Motivation

Objectives

  • Appreciate the importance of testing software

  • Understand various benefits of testing

Untested software can be compared to uncalibrated detectors

“Before relying on a new experimental device, an experimental scientist always establishes its accuracy. A new detector is calibrated when the scientist observes its responses to known input signals. The results of this calibration are compared against the expected response.”

With testing, simulations and analysis using software can be held to the same standards as experimental measurement devices!

What can go wrong when research software has bugs? Look no further:


Testing in a nutshell

In software tests, expected results are compared with observed results in order to establish accuracy. Why are we not comparing directly all digits with the expected result?:

def fahrenheit_to_celsius(temp_f):
    """Converts temperature in Fahrenheit
    to Celsius.
    """
    temp_c = (temp_f - 32.0) * (5.0/9.0)
    return temp_c

# This is the test function: `assert` raises an error if something
# is wrong.
def test_fahrenheit_to_celsius():
    temp_c = fahrenheit_to_celsius(temp_f=100.0)
    expected_result = 37.777777
    assert abs(temp_c - expected_result) < 1.0e-6
    

Or you can test whole programs:

$ python3 run-test.py

running: sample_data/set1.csv --output=tests/set1.txt
CORRECT

What can tests help you do?

Preserving expected functionality

  • Check old things when you add new ones

Help users of your code

  • Verify it’s installed correctly and works.

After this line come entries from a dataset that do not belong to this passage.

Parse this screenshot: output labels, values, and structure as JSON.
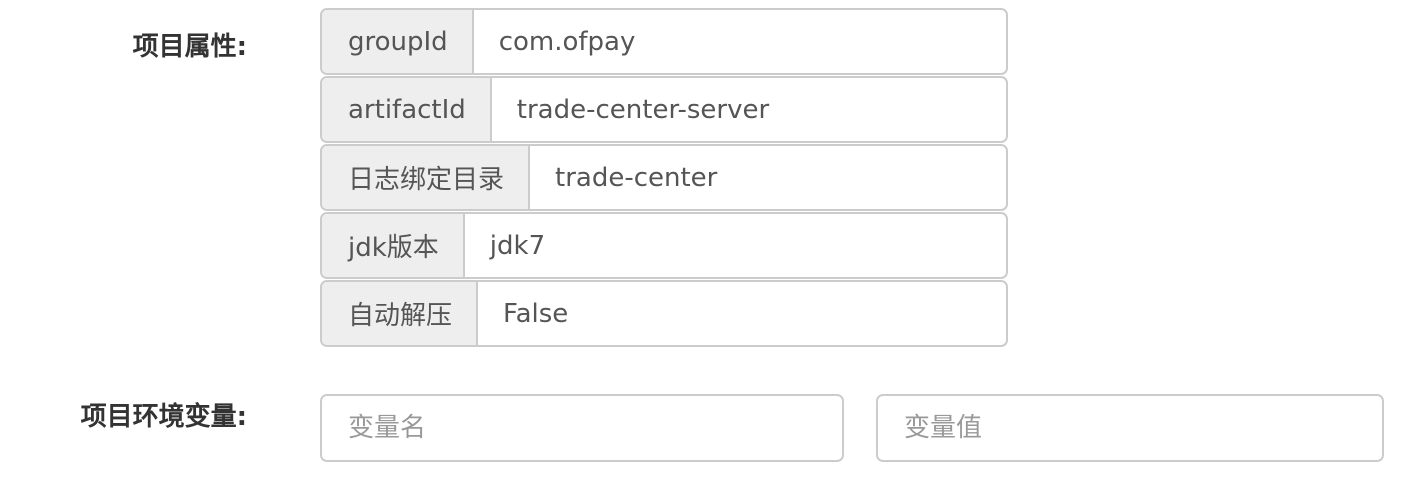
{
  "project_properties": {
    "label": "项目属性:",
    "rows": [
      {
        "key": "groupId",
        "value": "com.ofpay"
      },
      {
        "key": "artifactId",
        "value": "trade-center-server"
      },
      {
        "key": "日志绑定目录",
        "value": "trade-center"
      },
      {
        "key": "jdk版本",
        "value": "jdk7"
      },
      {
        "key": "自动解压",
        "value": "False"
      }
    ]
  },
  "env_vars": {
    "label": "项目环境变量:",
    "name_placeholder": "变量名",
    "value_placeholder": "变量值"
  }
}
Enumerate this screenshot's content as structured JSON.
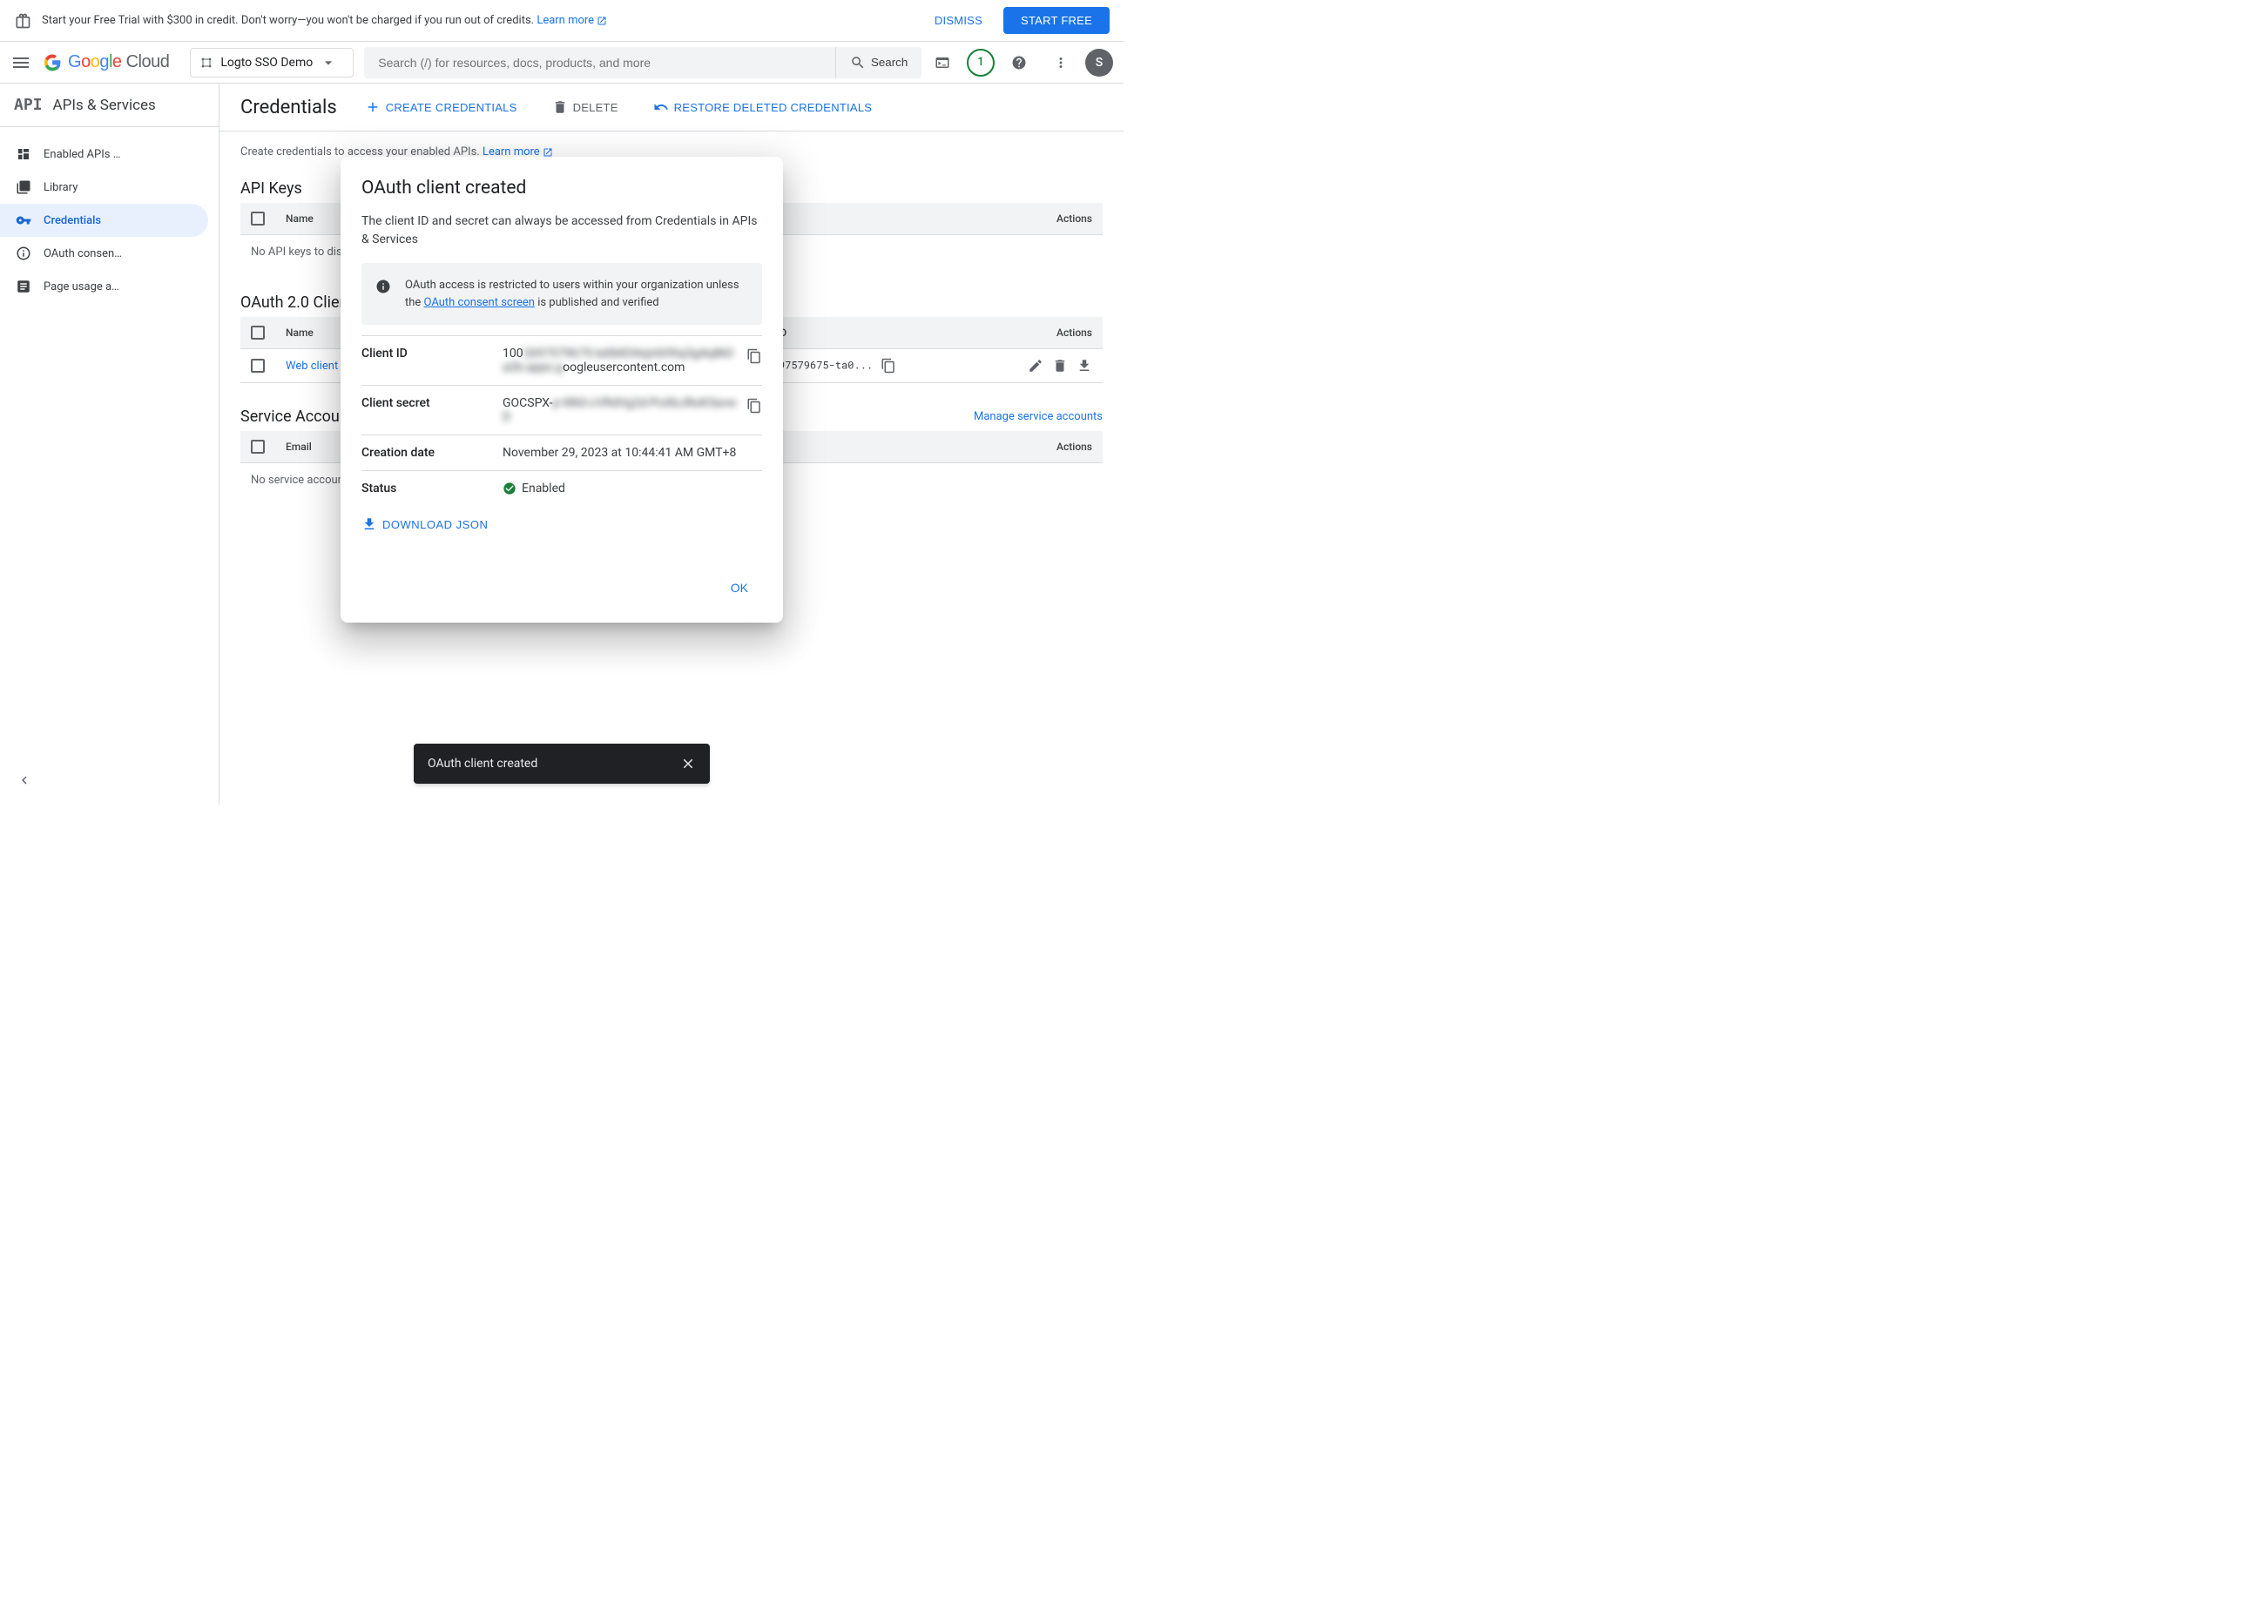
{
  "banner": {
    "text": "Start your Free Trial with $300 in credit. Don't worry—you won't be charged if you run out of credits. ",
    "learn_more": "Learn more",
    "dismiss": "DISMISS",
    "start_free": "START FREE"
  },
  "header": {
    "logo": "Google Cloud",
    "project": "Logto SSO Demo",
    "search_placeholder": "Search (/) for resources, docs, products, and more",
    "search_label": "Search",
    "badge": "1",
    "avatar": "S"
  },
  "sidebar": {
    "title": "APIs & Services",
    "items": [
      {
        "label": "Enabled APIs …"
      },
      {
        "label": "Library"
      },
      {
        "label": "Credentials"
      },
      {
        "label": "OAuth consen…"
      },
      {
        "label": "Page usage a…"
      }
    ]
  },
  "page": {
    "title": "Credentials",
    "create": "CREATE CREDENTIALS",
    "delete": "DELETE",
    "restore": "RESTORE DELETED CREDENTIALS",
    "intro": "Create credentials to access your enabled APIs. ",
    "intro_link": "Learn more"
  },
  "sections": {
    "api_keys": {
      "title": "API Keys",
      "cols": {
        "name": "Name",
        "actions": "Actions"
      },
      "empty": "No API keys to display"
    },
    "oauth_clients": {
      "title": "OAuth 2.0 Client IDs",
      "cols": {
        "name": "Name",
        "client_id": "Client ID",
        "actions": "Actions"
      },
      "rows": [
        {
          "name": "Web client",
          "client_id": "1002697579675-ta0..."
        }
      ]
    },
    "service_accounts": {
      "title": "Service Accounts",
      "manage": "Manage service accounts",
      "cols": {
        "email": "Email",
        "actions": "Actions"
      },
      "empty": "No service accounts to display"
    }
  },
  "modal": {
    "title": "OAuth client created",
    "desc": "The client ID and secret can always be accessed from Credentials in APIs & Services",
    "info_pre": "OAuth access is restricted to users within your organization unless the ",
    "info_link": "OAuth consent screen",
    "info_post": " is published and verified",
    "fields": {
      "client_id_label": "Client ID",
      "client_id_prefix": "100",
      "client_id_blur": "2697579675-ta0b834sjn0rl9sj3g4q8k0a2b.apps.g",
      "client_id_suffix": "oogleusercontent.com",
      "client_secret_label": "Client secret",
      "client_secret_prefix": "GOCSPX-",
      "client_secret_blur": "p-Wk0-cVRdVg2d-PoXbJRoK5avwD",
      "creation_label": "Creation date",
      "creation_value": "November 29, 2023 at 10:44:41 AM GMT+8",
      "status_label": "Status",
      "status_value": "Enabled"
    },
    "download": "DOWNLOAD JSON",
    "ok": "OK"
  },
  "toast": {
    "text": "OAuth client created"
  }
}
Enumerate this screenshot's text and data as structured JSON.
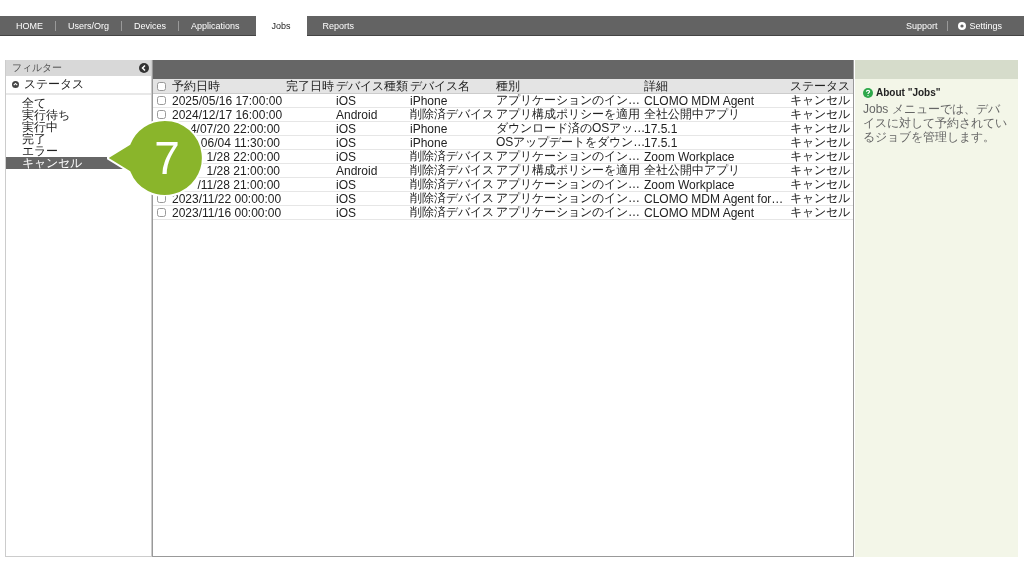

  • See examples of what it should do.

Help other developers modify it

  • Change things with confidence that nothing is breaking.

  • Warning if documentation/examples go out of date.

Manage complexity

  • If code is easy to test, it’s probably easier to maintain.

  • The next lesson Modular code development demonstrates this.


Discussion: When is it OK not to add tests?

Discussion: When is it OK not to add tests?

Vote in the notes and we’ll discuss soon. It is always a balance: there is no “always”/”never”.

  1. Jupyter or R Markdown notebook which produces a plot and you know by looking at the plot whether it worked?

  2. A short, “obviously correct” Python or R script which you never intend to reuse?

  3. A simple short, “obviously correct” shell script?

  4. Can you give other examples?


Discussion: What’s easy and hard to test?

Discussion: Testing in practice

Use the collaborative notes to answer these questions:

  1. Give examples of things (from your work) that are easy to test.

  2. Give examples of things (from your work) that are hard to test.


Types of tests

  • Test functions one at a time - Unit tests

  • Test how parts work together - Integration tests

  • Test the whole thing running - End-to-end tests

    • For example, running on sample data.

  • Check same results as before - Regression tests

  • Write test first (the output), then write code to make test pass - Test-driven development

  • GitHub or GitLab runs tests automatically - Continuous integration

  • Report that tells you which lines were/were not run by tests - Code coverage

  • Framework that runs test for you - Testing framework


What should you do?

  • Not every code needs perfect test coverage.

  • If code is interactive-only (Jupyter Notebook), it’s usually hard to test.

    • But also hard to run: the next lesson will discuss!

  • At least end-to-end is often easy to add.

  • Add tests of tricky functions.

    • If you’d have to run it over and over to test while writing, why not make it a property test?

  • It’s easy to have Gitlab/Github run the tests.

    • It’s nice to push without thinking, and the system tells you when it’s broke.

  • Learning how to test well make the rest of your code better, too.


Where to start

  • A simple script or notebook probably does not need an automated test.

If you have nothing yet

  • Start with an end-to-end test.

  • Describe in words how you check whether the code still works.

  • Translate the words into a script.

  • Run the script automatically on every code change.

If you want to start with unit-testing

  • You want to rewrite a function? Start adding a unit test right there first.